- A comissão especial aprovou a PEC que reduz a jornada semanal e encerra a escala 6×1, para seguir ao plenário.
- O acordo entre o presidente Lula e o presidente da Câmara, Hugo Motta, estabelece dois meses para reduzir a jornada de quarenta e quatro para quarenta e dois horas, com mais um ano para chegar a quarenta horas.
- Analistas alertam que o prazo é curto e pode gerar disrupções nas cadeias de produção, distribuição e comércio.
- Defensores dizem que é possível trabalhar menos sem perder salário; críticos afirmam que a medida pode reduzir produtividade, elevar custos e levar a demissões.
- O debate envolve impactos em inflação, emprego e produtividade, com estudos do setor produtivo tentando demonstrar efeitos negativos enquanto a pauta avança rapidamente.
O governo Lula e o Congresso trabalham para aprovar rapidamente a PEC que reduz a jornada semanal de 44 para 42 horas e elimina a escala 6×1. A comissão especial na Câmara aprovou o texto, que seguirá para o plenário. O acordo envolve Lula e o presidente da Câmara, Hugo Motta.
O projeto estabelece dois meses para que empresas comecem a reduzir a jornada em 2 horas, com mais um ano para chegar aos 40 horas semanais.
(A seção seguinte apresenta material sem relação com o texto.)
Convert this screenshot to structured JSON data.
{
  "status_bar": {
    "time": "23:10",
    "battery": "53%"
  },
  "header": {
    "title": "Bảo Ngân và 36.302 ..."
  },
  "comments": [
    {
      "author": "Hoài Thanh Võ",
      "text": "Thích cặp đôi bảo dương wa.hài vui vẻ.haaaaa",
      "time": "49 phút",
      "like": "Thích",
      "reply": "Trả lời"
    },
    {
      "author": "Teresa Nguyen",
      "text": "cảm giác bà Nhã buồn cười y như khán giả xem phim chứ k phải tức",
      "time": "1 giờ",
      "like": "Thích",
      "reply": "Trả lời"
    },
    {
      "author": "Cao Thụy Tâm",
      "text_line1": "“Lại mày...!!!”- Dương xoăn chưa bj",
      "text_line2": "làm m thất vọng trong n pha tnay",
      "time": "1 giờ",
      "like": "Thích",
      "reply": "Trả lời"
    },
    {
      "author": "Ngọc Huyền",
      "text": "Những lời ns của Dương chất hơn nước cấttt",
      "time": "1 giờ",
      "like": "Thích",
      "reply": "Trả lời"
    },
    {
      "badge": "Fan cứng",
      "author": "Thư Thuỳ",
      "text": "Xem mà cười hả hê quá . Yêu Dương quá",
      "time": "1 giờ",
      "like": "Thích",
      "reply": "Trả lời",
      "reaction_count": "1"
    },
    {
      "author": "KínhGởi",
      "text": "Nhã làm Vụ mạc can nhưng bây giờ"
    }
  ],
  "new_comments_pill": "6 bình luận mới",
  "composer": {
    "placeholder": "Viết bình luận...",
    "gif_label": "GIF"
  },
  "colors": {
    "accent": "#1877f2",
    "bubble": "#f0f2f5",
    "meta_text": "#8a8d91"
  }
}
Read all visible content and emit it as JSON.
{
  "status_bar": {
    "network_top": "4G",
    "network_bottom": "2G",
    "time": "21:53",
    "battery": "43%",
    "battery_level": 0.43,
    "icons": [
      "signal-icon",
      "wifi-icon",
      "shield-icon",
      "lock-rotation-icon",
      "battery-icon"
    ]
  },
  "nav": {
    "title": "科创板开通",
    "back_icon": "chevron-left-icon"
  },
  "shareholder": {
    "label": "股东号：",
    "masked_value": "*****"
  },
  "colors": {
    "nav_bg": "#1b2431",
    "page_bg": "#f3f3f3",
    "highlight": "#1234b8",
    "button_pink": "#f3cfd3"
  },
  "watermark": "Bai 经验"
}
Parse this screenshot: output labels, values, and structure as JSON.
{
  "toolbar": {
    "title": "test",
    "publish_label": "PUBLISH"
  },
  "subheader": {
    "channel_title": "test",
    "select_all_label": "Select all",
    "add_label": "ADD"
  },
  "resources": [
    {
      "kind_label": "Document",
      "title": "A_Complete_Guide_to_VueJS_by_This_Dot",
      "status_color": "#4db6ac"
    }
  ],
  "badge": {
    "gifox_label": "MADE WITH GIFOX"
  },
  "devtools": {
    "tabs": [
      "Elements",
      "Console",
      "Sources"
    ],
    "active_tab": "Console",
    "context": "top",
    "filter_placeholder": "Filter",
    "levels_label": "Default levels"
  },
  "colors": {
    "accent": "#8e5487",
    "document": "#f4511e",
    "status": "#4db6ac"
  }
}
A intenção é impactar o cotidiano do trabalho antes das eleições de outubro.
Entidades do setor produtivo dizem que a mudança em tempo tão curto pode desorganizar cadeias de produção, distribuição e comércio. Analistas destacam potenciais pressões sobre custos, preços e empregos, que ainda serão avaliadas.
O que muda na prática
- Redução da semana de 44 para 42 horas em dois meses.
- Meta de atingir 40 horas dentro de um ano.
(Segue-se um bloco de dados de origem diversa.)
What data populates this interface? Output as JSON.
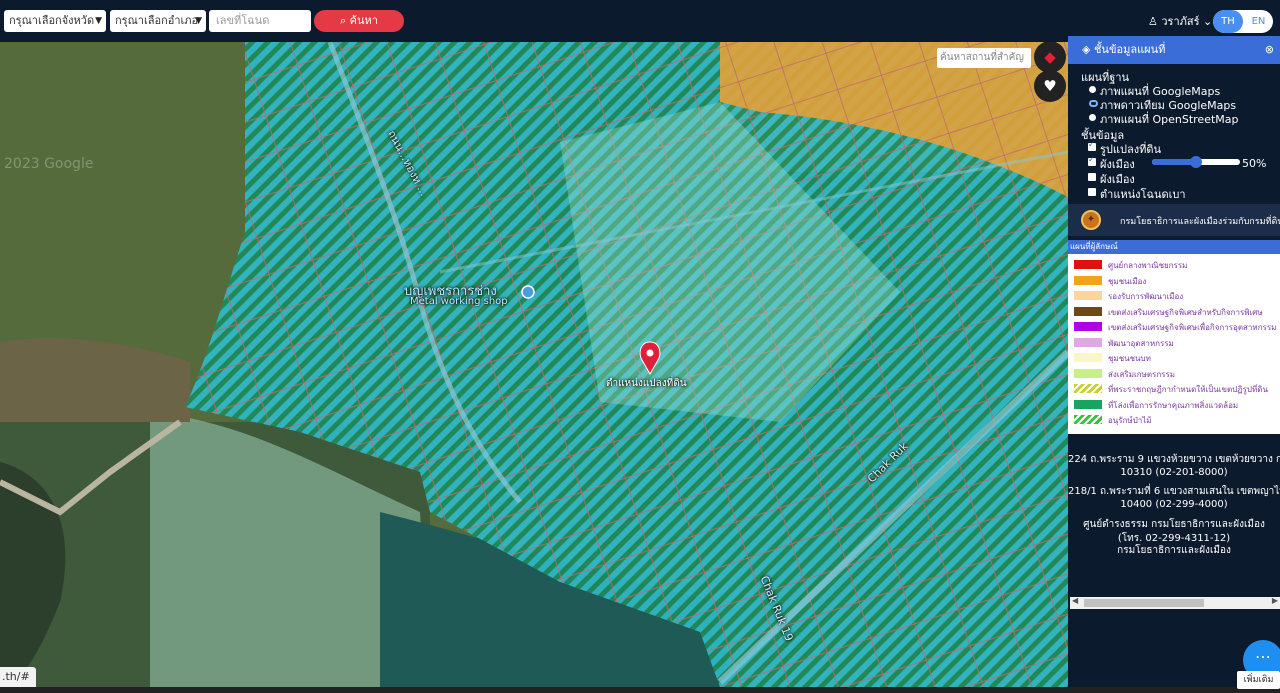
{
  "topbar": {
    "province_select": "กรุณาเลือกจังหวัด",
    "amphoe_select": "กรุณาเลือกอำเภอ",
    "deed_placeholder": "เลขที่โฉนด",
    "search_label": "ค้นหา",
    "user_name": "วราภัสร์",
    "lang_th": "TH",
    "lang_en": "EN"
  },
  "map": {
    "place_search_placeholder": "ค้นหาสถานที่สำคัญ",
    "watermark": "2023 Google",
    "poi_name_th": "บญเพชรการช่าง",
    "poi_name_en": "Metal working shop",
    "marker_label": "ตำแหน่งแปลงที่ดิน",
    "road_labels": [
      "ถนน...หองห ...",
      "Chak Ruk",
      "Chak Ruk 19"
    ],
    "status_url": ".th/#",
    "colors": {
      "zone_fill": "#2fd3e0",
      "zone_hatch": "#1f8a5a",
      "marker": "#e0203a"
    }
  },
  "panel": {
    "title": "ชั้นข้อมูลแผนที่",
    "basemap_heading": "แผนที่ฐาน",
    "basemaps": [
      {
        "label": "ภาพแผนที่ GoogleMaps",
        "selected": false
      },
      {
        "label": "ภาพดาวเทียม GoogleMaps",
        "selected": true
      },
      {
        "label": "ภาพแผนที่ OpenStreetMap",
        "selected": false
      }
    ],
    "layers_heading": "ชั้นข้อมูล",
    "layers": [
      {
        "label": "รูปแปลงที่ดิน",
        "checked": true
      },
      {
        "label": "ผังเมือง",
        "checked": true
      },
      {
        "label": "ผังเมือง",
        "checked": false
      },
      {
        "label": "ตำแหน่งโฉนดเบา",
        "checked": false
      }
    ],
    "opacity_value": "50%",
    "opacity_percent": 50,
    "dept_name": "กรมโยธาธิการและผังเมืองร่วมกับกรมที่ดิน",
    "legend_heading": "แผนที่ผู้ลักษณ์",
    "legend": [
      {
        "label": "ศูนย์กลางพาณิชยกรรม",
        "color": "#e01010",
        "pattern": "solid"
      },
      {
        "label": "ชุมชนเมือง",
        "color": "#f3a21c",
        "pattern": "solid"
      },
      {
        "label": "รองรับการพัฒนาเมือง",
        "color": "#f7d79a",
        "pattern": "solid"
      },
      {
        "label": "เขตส่งเสริมเศรษฐกิจพิเศษสำหรับกิจการพิเศษ",
        "color": "#6b4a13",
        "pattern": "solid"
      },
      {
        "label": "เขตส่งเสริมเศรษฐกิจพิเศษเพื่อกิจการอุตสาหกรรม",
        "color": "#b100e8",
        "pattern": "solid"
      },
      {
        "label": "พัฒนาอุตสาหกรรม",
        "color": "#e2a6e6",
        "pattern": "solid"
      },
      {
        "label": "ชุมชนชนบท",
        "color": "#fbf6c8",
        "pattern": "solid"
      },
      {
        "label": "ส่งเสริมเกษตรกรรม",
        "color": "#c8f08a",
        "pattern": "solid"
      },
      {
        "label": "ที่พระราชกฤษฎีกากำหนดให้เป็นเขตปฏิรูปที่ดิน",
        "color": "#c9cf2f",
        "pattern": "hatch"
      },
      {
        "label": "ที่โล่งเพื่อการรักษาคุณภาพสิ่งแวดล้อม",
        "color": "#16a561",
        "pattern": "solid"
      },
      {
        "label": "อนุรักษ์ป่าไม้",
        "color": "#38c23a",
        "pattern": "hatch"
      }
    ],
    "address_lines": [
      "224 ถ.พระราม 9 แขวงห้วยขวาง เขตห้วยขวาง กรุงเทพฯ",
      "10310 (02-201-8000)",
      "218/1 ถ.พระรามที่ 6 แขวงสามเสนใน เขตพญาไท กรุงเทพฯ",
      "10400 (02-299-4000)",
      "ศูนย์ดำรงธรรม กรมโยธาธิการและผังเมือง",
      "(โทร. 02-299-4311-12)",
      "กรมโยธาธิการและผังเมือง"
    ]
  },
  "more_label": "เพิ่มเติม"
}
Contexto político e efeitos esperados
- Aprovação rápida busca atender o público que defende menos trabalho com o mesmo salário.
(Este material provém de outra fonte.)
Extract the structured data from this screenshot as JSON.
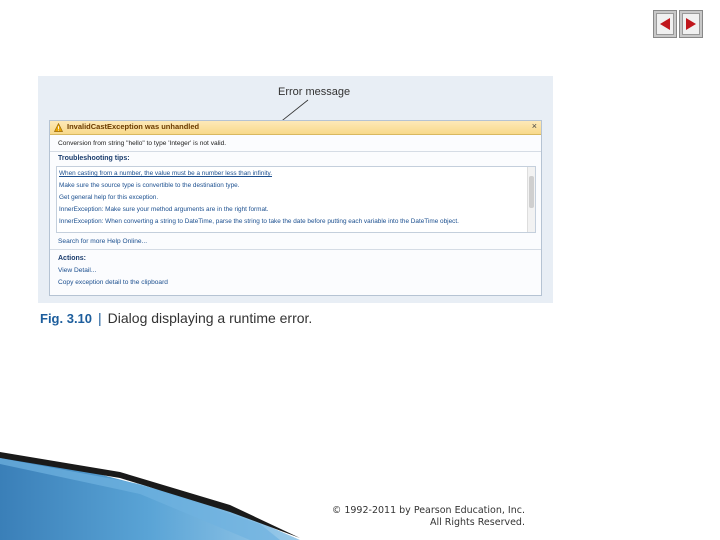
{
  "nav": {
    "prev_icon": "left-triangle-icon",
    "next_icon": "right-triangle-icon",
    "accent": "#c0161c"
  },
  "callout": {
    "text": "Error message"
  },
  "dialog": {
    "title": "InvalidCastException was unhandled",
    "message": "Conversion from string \"hello\" to type 'Integer' is not valid.",
    "tips_label": "Troubleshooting tips:",
    "tips": [
      "When casting from a number, the value must be a number less than infinity.",
      "Make sure the source type is convertible to the destination type.",
      "Get general help for this exception.",
      "InnerException: Make sure your method arguments are in the right format.",
      "InnerException: When converting a string to DateTime, parse the string to take the date before putting each variable into the DateTime object."
    ],
    "search_help": "Search for more Help Online...",
    "actions_label": "Actions:",
    "actions": [
      "View Detail...",
      "Copy exception detail to the clipboard"
    ]
  },
  "caption": {
    "fig": "Fig. 3.10",
    "separator": "|",
    "text": "Dialog displaying a runtime error."
  },
  "footer": {
    "line1": "© 1992-2011 by Pearson Education, Inc.",
    "line2": "All Rights Reserved."
  }
}
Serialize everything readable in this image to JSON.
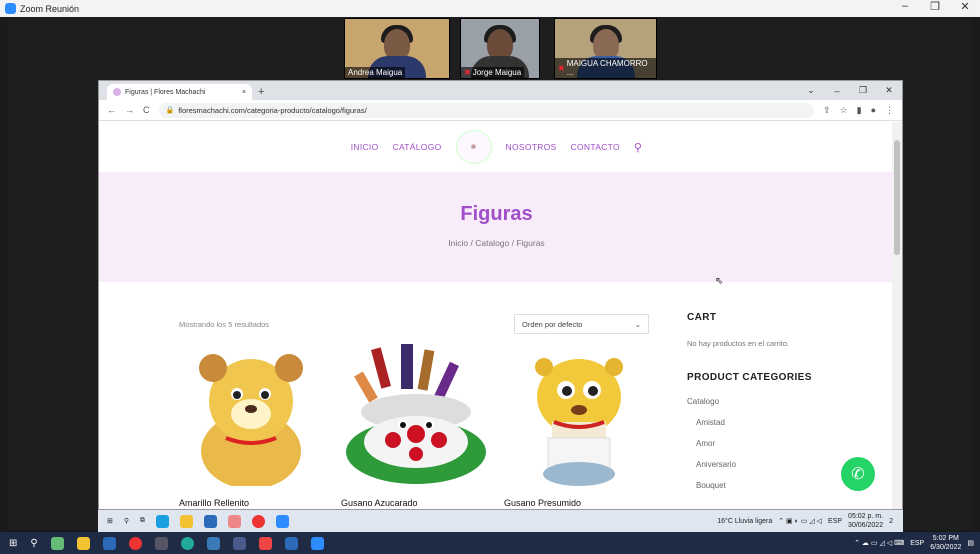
{
  "zoom": {
    "title": "Zoom Reunión",
    "controls": [
      "–",
      "❐",
      "✕"
    ]
  },
  "participants": [
    {
      "name": "Andrea Maigua",
      "muted": false
    },
    {
      "name": "Jorge Maigua",
      "muted": true
    },
    {
      "name": "MAIGUA CHAMORRO ...",
      "muted": true
    }
  ],
  "browser": {
    "tab_title": "Figuras | Flores Machachi",
    "tab_close": "×",
    "new_tab": "+",
    "url": "floresmachachi.com/categoria-producto/catalogo/figuras/",
    "win_controls": [
      "⌄",
      "–",
      "❐",
      "✕"
    ]
  },
  "site": {
    "nav": [
      "INICIO",
      "CATÁLOGO",
      "NOSOTROS",
      "CONTACTO"
    ],
    "hero_title": "Figuras",
    "breadcrumb": "Inicio / Catalogo / Figuras",
    "result_count": "Mostrando los 5 resultados",
    "sort_label": "Orden por defecto",
    "products": [
      "Amarillo Rellenito",
      "Gusano Azucarado",
      "Gusano Presumido"
    ],
    "cart_heading": "CART",
    "cart_empty": "No hay productos en el carrito.",
    "categories_heading": "PRODUCT CATEGORIES",
    "categories": [
      {
        "label": "Catalogo",
        "sub": false
      },
      {
        "label": "Amistad",
        "sub": true
      },
      {
        "label": "Amor",
        "sub": true
      },
      {
        "label": "Aniversario",
        "sub": true
      },
      {
        "label": "Bouquet",
        "sub": true
      }
    ]
  },
  "inner_tray": {
    "weather": "16°C  Lluvia ligera",
    "lang": "ESP",
    "time": "05:02 p. m.",
    "date": "30/06/2022",
    "notif": "2"
  },
  "outer_tray": {
    "lang": "ESP",
    "time": "5:02 PM",
    "date": "6/30/2022"
  }
}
- Críticos ressaltam riscos de inflação, demissões e menor produtividade, sem ganho real de demanda agregado.
Desdobramentos e próximos passos
- Plenário da Câmara deverá deliberar sobre o texto após a aprovação na comissão.
- Governo sustenta que a medida pode estimular consumo, enquanto especialistas pedem cautela sobre impactos macroeconômicos.